A spokesperson for UN High Commissioner for Human Rights Navi Pillay [official profile] said Friday that Pillay has sent a letter to Egyptian President Mohamed Morsi [BBC profile] urging him to reconsider [press release] a recent decree expanding presidential powers. Pillay worries that the Constitutional Declaration, while a welcome effort towards reaching out to the judiciary and political parties, has the potential to allow violations of the International Covenant on Civil and Political Rights [text] and the International Covenant on Economic, Social, and Cultural Rights [text], which Egypt ratified in 1981. Pillay stated:
The three slogans of the Egyptian Revolution, were liberty, freedom and social justice. These same principles underlie all international human rights law, including both Covenants. In order for them to be achieved, there need to be prompt, effective and impartial investigations, truth-seeking processes, judicial accountability mechanisms, and reparation programmes, as well as a strengthening of institutional reform and guaranteeing of non-recurrence of the violations that were rampant during the Mubarak era.There are additional concerns that the Constitutional Assembly did not adequately represent a full political and cultural spectrum, and that actions such as adopting a Constitution might cause further tension.
Egypt has undergone some political turmoil since its revolution [JURIST feature]. Earlier this week Egyptian courts suspended work to protest the decree [JURIST reports] issued by Morsi last week which removed judicial review of his actions and vastly expanded his power. Morsi agreed to meet with the judges [JURIST report] earlier this week to discuss the decree.

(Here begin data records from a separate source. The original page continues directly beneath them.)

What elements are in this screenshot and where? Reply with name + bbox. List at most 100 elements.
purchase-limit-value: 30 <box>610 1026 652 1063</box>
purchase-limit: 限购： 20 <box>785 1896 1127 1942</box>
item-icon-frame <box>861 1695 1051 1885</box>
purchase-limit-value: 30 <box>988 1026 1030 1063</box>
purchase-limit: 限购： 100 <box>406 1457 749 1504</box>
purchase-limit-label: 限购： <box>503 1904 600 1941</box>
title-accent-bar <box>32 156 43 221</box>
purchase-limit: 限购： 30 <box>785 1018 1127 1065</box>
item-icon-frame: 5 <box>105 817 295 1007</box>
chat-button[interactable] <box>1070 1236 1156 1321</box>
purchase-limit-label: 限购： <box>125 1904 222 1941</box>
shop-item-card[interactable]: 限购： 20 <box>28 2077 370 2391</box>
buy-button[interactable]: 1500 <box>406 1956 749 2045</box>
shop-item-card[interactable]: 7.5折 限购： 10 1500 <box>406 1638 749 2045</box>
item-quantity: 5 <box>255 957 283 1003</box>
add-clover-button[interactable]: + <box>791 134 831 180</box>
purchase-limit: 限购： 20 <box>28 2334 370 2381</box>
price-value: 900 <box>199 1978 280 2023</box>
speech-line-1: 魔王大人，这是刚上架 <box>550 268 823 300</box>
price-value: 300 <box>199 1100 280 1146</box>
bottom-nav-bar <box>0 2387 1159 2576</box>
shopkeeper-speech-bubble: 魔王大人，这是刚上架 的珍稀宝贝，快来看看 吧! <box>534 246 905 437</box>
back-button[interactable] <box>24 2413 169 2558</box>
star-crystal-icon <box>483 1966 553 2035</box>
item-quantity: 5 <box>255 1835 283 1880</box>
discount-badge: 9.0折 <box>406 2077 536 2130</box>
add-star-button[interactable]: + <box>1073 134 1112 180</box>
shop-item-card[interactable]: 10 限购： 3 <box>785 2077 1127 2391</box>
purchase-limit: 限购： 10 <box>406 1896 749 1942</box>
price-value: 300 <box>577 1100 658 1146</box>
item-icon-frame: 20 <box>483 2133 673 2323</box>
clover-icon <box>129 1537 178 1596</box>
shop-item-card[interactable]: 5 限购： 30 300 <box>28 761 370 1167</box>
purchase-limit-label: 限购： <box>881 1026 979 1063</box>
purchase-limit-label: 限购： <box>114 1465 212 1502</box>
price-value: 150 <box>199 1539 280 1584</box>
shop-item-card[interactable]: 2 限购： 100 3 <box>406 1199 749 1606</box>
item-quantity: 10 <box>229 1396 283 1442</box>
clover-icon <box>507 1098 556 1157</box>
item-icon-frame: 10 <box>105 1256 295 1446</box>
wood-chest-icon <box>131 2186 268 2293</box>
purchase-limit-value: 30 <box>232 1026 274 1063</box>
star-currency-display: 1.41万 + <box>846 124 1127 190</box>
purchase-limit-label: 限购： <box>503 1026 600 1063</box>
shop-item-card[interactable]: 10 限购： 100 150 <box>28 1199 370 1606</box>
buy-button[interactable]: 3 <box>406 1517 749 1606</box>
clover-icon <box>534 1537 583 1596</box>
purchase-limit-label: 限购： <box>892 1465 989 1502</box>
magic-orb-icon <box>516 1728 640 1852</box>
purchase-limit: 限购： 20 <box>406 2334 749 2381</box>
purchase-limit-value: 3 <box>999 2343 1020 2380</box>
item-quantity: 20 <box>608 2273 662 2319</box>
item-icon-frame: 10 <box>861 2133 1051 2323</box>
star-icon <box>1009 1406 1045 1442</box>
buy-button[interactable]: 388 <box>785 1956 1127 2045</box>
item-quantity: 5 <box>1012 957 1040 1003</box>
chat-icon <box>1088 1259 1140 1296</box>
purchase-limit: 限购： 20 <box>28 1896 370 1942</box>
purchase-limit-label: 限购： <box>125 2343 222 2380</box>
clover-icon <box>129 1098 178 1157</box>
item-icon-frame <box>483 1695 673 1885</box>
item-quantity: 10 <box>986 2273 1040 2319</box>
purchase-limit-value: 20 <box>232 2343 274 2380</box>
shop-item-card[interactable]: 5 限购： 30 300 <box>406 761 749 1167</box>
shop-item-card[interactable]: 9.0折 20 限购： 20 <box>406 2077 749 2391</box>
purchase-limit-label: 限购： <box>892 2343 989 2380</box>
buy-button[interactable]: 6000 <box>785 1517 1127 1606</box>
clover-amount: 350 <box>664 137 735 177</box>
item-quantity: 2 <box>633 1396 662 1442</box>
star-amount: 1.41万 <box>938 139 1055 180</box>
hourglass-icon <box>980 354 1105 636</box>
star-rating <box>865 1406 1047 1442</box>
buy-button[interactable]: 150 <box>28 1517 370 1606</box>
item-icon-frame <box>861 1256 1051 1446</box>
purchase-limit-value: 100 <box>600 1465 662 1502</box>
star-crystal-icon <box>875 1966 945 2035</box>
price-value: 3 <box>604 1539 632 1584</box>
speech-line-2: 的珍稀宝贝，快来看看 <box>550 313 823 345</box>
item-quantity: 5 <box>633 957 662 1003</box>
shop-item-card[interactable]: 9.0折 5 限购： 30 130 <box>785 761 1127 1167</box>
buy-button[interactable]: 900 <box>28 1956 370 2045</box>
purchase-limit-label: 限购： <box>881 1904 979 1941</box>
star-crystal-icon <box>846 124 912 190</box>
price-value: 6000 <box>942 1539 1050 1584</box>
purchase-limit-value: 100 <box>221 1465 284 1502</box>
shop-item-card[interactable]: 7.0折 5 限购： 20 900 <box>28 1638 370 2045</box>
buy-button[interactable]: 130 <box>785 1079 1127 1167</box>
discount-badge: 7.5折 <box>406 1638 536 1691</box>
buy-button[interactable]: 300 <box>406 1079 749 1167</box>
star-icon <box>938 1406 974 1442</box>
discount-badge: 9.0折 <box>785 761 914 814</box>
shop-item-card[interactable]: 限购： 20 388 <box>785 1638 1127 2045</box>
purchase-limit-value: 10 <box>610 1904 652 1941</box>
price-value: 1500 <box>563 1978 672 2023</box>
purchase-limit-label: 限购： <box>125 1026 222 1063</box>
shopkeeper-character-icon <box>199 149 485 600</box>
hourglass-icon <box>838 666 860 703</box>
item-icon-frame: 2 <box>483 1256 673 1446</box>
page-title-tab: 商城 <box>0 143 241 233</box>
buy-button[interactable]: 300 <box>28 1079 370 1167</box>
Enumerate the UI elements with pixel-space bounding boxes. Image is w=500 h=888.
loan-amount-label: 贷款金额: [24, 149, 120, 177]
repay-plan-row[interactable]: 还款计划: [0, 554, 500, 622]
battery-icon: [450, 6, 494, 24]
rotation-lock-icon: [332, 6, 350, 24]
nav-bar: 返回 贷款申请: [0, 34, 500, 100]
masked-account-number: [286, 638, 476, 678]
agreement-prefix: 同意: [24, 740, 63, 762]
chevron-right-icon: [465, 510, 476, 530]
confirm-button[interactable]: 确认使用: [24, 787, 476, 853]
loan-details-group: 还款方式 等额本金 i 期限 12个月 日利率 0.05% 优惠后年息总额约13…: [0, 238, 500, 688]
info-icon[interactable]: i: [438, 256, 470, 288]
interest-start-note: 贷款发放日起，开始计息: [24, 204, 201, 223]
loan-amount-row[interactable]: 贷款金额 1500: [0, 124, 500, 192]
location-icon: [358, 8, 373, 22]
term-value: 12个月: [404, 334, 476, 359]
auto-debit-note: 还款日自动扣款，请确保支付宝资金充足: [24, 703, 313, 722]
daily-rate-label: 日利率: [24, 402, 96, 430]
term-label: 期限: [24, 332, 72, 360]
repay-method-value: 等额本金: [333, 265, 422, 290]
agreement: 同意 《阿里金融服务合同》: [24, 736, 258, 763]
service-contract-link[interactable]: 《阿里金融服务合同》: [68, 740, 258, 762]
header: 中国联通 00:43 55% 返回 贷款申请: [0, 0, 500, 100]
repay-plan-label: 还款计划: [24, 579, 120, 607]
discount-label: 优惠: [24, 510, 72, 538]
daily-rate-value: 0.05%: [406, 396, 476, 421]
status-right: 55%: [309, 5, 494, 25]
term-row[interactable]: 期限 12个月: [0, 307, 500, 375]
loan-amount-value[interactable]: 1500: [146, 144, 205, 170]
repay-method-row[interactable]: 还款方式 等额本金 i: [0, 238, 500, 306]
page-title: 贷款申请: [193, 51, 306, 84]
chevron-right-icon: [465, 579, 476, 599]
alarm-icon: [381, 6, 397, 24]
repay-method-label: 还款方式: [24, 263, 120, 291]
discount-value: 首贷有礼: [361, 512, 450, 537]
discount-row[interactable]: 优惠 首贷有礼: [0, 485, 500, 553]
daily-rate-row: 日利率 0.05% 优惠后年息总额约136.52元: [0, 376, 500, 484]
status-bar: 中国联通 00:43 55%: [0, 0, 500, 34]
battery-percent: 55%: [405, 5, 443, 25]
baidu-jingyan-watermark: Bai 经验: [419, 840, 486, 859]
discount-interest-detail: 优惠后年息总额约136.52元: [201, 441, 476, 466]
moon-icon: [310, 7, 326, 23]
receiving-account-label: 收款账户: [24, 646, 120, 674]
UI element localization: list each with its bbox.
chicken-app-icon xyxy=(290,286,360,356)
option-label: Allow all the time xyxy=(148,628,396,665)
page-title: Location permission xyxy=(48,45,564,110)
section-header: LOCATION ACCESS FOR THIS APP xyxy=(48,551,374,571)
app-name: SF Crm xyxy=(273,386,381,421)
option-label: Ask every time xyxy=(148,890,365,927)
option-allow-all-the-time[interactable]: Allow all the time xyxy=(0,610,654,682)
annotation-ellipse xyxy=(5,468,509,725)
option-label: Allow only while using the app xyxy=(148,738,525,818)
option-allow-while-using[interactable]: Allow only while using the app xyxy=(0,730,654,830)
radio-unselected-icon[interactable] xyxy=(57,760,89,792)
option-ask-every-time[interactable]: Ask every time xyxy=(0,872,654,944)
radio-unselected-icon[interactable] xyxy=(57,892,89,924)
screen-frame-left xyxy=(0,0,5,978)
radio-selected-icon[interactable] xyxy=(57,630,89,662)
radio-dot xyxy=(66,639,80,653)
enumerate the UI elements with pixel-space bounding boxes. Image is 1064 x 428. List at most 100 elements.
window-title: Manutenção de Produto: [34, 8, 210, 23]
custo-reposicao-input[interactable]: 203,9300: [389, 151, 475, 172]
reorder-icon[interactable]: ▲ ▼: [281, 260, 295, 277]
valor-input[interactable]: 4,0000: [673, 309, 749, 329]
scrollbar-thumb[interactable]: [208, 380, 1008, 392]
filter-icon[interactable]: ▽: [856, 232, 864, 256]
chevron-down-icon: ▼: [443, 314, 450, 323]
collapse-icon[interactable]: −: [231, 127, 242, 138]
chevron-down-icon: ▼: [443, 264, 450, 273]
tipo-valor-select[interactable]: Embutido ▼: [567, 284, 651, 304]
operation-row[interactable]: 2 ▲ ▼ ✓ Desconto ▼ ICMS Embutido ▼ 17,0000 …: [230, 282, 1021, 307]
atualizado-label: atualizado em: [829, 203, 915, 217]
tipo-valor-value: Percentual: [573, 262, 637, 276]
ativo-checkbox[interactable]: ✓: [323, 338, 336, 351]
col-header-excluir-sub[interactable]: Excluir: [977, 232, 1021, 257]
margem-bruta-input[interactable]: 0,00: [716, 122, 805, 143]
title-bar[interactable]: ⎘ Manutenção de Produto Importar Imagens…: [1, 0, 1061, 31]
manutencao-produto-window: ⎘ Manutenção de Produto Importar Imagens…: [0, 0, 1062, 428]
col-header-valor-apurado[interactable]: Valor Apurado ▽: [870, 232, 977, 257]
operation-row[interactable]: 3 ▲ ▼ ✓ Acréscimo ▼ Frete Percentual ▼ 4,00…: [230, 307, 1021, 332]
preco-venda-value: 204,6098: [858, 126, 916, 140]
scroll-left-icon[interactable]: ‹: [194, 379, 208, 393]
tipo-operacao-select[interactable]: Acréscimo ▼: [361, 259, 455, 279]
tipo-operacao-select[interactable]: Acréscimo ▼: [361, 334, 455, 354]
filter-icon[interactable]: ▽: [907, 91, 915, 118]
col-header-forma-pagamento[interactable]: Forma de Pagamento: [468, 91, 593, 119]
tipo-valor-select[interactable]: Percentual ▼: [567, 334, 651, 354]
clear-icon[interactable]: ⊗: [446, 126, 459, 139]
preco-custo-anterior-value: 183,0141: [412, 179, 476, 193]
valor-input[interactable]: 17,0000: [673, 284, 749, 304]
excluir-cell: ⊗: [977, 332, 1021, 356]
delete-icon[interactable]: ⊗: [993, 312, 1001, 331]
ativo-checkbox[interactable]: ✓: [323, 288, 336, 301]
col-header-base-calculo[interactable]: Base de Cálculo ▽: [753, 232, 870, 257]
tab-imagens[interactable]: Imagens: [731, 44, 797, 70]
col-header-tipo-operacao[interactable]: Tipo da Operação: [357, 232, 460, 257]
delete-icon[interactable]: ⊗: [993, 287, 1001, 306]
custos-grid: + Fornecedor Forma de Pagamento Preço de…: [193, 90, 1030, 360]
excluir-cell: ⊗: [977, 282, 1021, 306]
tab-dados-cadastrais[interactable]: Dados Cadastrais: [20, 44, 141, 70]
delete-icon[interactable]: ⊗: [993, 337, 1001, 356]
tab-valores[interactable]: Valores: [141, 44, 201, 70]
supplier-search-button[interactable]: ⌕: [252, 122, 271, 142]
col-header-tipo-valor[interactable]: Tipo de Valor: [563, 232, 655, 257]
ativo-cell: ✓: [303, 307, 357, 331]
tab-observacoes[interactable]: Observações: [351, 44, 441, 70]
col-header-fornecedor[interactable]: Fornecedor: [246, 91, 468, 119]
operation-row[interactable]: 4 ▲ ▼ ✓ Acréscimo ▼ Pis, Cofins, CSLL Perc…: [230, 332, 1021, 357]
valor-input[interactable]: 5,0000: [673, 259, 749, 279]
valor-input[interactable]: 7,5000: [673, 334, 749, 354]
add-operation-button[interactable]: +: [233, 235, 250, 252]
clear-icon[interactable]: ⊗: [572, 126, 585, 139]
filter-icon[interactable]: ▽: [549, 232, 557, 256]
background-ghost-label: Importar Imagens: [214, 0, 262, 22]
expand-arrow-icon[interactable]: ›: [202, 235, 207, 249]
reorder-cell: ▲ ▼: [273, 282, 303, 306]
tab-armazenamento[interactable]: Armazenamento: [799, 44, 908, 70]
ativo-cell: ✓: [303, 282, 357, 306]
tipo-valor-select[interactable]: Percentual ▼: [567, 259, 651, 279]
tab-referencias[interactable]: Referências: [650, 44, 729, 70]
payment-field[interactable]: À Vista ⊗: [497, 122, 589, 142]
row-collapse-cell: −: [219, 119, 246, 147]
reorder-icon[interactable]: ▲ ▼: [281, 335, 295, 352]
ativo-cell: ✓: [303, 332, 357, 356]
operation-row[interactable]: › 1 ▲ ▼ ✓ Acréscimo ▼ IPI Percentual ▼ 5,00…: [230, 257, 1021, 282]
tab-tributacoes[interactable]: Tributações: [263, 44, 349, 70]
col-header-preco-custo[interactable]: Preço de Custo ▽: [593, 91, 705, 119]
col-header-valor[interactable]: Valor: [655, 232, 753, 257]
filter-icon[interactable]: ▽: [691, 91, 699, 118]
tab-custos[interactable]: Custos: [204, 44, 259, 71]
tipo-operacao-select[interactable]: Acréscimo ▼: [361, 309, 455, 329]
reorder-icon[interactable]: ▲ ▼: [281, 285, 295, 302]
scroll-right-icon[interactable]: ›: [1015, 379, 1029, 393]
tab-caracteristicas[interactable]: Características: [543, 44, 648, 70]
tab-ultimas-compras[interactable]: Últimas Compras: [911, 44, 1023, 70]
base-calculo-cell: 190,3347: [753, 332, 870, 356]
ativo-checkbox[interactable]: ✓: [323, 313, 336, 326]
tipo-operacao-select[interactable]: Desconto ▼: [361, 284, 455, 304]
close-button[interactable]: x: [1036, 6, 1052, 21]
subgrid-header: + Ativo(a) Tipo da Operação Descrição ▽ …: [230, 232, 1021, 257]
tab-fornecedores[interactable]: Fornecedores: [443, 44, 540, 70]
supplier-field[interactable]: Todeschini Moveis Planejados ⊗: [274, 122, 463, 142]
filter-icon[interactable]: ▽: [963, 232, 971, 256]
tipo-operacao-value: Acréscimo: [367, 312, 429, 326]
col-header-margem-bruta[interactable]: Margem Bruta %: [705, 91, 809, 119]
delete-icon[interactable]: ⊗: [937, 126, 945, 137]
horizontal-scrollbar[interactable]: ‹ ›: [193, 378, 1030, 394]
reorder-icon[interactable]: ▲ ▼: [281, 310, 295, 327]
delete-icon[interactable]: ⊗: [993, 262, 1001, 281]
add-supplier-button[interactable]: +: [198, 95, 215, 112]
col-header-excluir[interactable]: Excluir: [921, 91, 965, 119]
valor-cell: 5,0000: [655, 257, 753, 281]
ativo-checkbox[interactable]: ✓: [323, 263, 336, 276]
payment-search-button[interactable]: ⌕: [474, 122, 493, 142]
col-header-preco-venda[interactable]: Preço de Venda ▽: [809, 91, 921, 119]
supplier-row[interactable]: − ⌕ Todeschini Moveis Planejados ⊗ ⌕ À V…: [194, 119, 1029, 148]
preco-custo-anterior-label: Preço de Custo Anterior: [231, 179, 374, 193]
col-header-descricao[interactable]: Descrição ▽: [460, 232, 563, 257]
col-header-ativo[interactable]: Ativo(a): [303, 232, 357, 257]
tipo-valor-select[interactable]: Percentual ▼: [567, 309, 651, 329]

In October Human Rights Watch [advocacy website] urged Egypt to amend its proposed constitution [JURIST report] to comply with international treaties. In August a lawyer in Egypt filed an appeal challenging a declaration by Morsi granting himself complete legislative and executive power [JURIST reports]. In July, a few days after he was sworn in, Morsi issued a decree [JURIST reports] calling the Egyptian parliament back into session, despite a previous ruling by the country's Supreme Constitutional Court [official website] dissolving parliament after finding that one-third of its members were elected illegally. The court suspended Morsi's decree two days later, after which Morsi vowed that he would respect the ruling [JURIST reports]. Days before its dissolution, the Egyptian parliament elected a new constitutional council after lawmakers finally reached an agreement [JURIST reports] on the political composition of the council. In April the country's Administrative Court temporarily suspended [JURIST report] the work of the Egyptian Constituent Assembly after ruling in favor of a lawsuit challenging the constitutionality of the formation of the panel.